REITs issued $19.2 billion in secondary offerings of common equity during the first half of 2019, which is more than they raised during the entire year of 2018. Indeed, if REITs maintain this pace in the second half, total issuance could approach a new record for the sector. REIT share prices rose to an 11.9% premium over NAV, estimated by Green Street Advisors, the highest since 2013 and following a long period where share prices had been at a discount. Higher share prices lowered REITs cost of capital making it an opportune time to raise equity.
At-the-market (ATM) issuance has become an increasingly important part of raising equity in a low-cost and flexible manner. Equity raised through ATM programs topped $3 billion in Q2 for the first time and represented 28% of total equity raised over the past four quarters. REITs have been steadily increasing the amount of equity they gather from ATM programs versus traditional underwritten offerings over the past couple of years. Issuance in the past year and a half has been particularly robust with REITs raising over $2 billion in four out of the previous five quarters. Higher equity issuance reflects a strong outlook for the sector and will help fund new opportunities for REIT investors.

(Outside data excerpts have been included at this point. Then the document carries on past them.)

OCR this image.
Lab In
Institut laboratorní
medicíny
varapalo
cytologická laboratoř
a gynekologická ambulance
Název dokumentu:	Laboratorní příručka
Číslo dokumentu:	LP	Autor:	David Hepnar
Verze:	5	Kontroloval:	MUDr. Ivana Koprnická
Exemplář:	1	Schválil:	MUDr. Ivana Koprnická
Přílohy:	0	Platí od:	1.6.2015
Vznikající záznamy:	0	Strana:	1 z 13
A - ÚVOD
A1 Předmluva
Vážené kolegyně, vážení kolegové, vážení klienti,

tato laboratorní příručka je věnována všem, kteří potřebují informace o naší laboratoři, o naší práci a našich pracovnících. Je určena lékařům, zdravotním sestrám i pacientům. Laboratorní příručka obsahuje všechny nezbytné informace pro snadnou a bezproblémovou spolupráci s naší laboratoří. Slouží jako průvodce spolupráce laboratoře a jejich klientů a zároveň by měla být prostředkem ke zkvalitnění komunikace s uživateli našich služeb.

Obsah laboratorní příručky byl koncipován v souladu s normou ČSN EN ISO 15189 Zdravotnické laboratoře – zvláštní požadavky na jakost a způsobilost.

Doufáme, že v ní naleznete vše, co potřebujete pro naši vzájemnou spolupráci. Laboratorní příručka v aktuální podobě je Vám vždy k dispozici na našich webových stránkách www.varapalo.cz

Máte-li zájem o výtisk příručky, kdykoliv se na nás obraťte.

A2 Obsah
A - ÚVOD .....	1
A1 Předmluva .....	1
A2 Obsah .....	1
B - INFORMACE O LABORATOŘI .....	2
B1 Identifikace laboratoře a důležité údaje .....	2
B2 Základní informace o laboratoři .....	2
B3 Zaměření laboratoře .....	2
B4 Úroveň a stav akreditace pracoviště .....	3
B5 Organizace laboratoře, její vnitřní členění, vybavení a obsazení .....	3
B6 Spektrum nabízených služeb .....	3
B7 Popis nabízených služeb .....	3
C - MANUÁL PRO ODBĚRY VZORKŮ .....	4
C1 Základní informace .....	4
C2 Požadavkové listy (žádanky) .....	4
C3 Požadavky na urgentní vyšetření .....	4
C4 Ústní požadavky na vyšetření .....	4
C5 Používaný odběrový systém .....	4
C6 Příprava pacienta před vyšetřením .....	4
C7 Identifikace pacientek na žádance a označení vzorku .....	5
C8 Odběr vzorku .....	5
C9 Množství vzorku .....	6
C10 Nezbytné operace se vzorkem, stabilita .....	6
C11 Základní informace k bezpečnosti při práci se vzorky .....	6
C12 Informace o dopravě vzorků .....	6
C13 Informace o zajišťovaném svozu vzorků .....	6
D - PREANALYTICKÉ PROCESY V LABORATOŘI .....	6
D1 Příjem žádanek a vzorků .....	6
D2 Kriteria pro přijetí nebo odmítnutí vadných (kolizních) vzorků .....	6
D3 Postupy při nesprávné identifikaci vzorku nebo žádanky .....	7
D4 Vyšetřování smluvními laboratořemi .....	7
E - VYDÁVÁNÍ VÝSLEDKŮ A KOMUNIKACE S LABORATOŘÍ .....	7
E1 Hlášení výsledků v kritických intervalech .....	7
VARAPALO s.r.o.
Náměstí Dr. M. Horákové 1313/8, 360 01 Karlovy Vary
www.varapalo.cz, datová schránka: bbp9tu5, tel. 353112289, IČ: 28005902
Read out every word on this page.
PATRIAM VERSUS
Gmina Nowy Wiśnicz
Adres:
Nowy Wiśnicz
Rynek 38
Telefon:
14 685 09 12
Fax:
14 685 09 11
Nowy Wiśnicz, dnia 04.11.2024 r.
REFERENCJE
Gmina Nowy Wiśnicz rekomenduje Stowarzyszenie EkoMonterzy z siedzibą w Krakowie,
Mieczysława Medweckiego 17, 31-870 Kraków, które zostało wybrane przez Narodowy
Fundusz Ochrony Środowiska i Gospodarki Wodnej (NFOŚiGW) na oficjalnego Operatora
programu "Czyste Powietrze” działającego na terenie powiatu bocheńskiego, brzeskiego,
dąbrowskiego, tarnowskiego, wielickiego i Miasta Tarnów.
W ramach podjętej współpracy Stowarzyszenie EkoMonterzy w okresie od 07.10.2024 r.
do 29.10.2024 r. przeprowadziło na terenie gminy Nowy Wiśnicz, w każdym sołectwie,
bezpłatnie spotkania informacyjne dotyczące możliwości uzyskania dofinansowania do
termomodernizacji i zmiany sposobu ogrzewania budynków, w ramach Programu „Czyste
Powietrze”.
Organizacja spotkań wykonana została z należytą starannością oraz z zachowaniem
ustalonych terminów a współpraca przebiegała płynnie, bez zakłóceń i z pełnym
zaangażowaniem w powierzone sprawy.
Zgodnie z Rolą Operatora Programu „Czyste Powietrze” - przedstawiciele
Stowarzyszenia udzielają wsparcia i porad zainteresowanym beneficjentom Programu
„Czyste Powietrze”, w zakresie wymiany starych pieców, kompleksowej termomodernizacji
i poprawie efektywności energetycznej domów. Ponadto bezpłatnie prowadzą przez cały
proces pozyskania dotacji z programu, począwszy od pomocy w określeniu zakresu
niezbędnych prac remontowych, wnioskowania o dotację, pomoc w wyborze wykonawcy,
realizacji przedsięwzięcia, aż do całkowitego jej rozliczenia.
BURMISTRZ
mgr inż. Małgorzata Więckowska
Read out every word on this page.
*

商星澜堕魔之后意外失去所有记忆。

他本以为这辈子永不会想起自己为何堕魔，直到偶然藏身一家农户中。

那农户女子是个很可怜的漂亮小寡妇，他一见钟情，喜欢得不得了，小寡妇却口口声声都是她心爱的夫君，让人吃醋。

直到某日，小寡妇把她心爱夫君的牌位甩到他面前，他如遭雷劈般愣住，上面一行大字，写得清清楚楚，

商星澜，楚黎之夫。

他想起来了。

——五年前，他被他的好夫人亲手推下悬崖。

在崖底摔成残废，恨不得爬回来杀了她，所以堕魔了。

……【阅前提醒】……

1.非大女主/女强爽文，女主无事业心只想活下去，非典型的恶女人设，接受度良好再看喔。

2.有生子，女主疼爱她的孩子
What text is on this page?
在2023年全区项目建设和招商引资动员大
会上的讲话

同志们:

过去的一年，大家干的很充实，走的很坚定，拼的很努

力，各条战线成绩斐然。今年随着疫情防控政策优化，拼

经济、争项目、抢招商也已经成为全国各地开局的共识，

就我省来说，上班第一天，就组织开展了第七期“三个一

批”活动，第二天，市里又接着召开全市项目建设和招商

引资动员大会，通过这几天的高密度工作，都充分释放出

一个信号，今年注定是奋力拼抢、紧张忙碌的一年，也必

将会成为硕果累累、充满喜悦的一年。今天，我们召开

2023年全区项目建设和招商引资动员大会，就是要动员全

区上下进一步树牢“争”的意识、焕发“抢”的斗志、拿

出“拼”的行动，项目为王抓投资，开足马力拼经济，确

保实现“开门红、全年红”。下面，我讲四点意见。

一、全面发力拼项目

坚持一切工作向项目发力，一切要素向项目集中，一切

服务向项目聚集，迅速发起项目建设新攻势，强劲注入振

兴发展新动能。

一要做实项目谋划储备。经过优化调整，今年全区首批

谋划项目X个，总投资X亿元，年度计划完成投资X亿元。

The favorable outlook for REITs is supported by solid fundamentals and strong returns. FFO and dividends paid continue to grow as occupancy rates rose to record highs in the second quarter (see Nareit T-Tracker for more performance data on REITs). REITs also lead U.S. equity markets in 2019 with a 26% total return year-to-date, far ahead of the 18% posted by the S&P 500. Strong earnings and returns means good news for the company, investors, and outlook for the sector.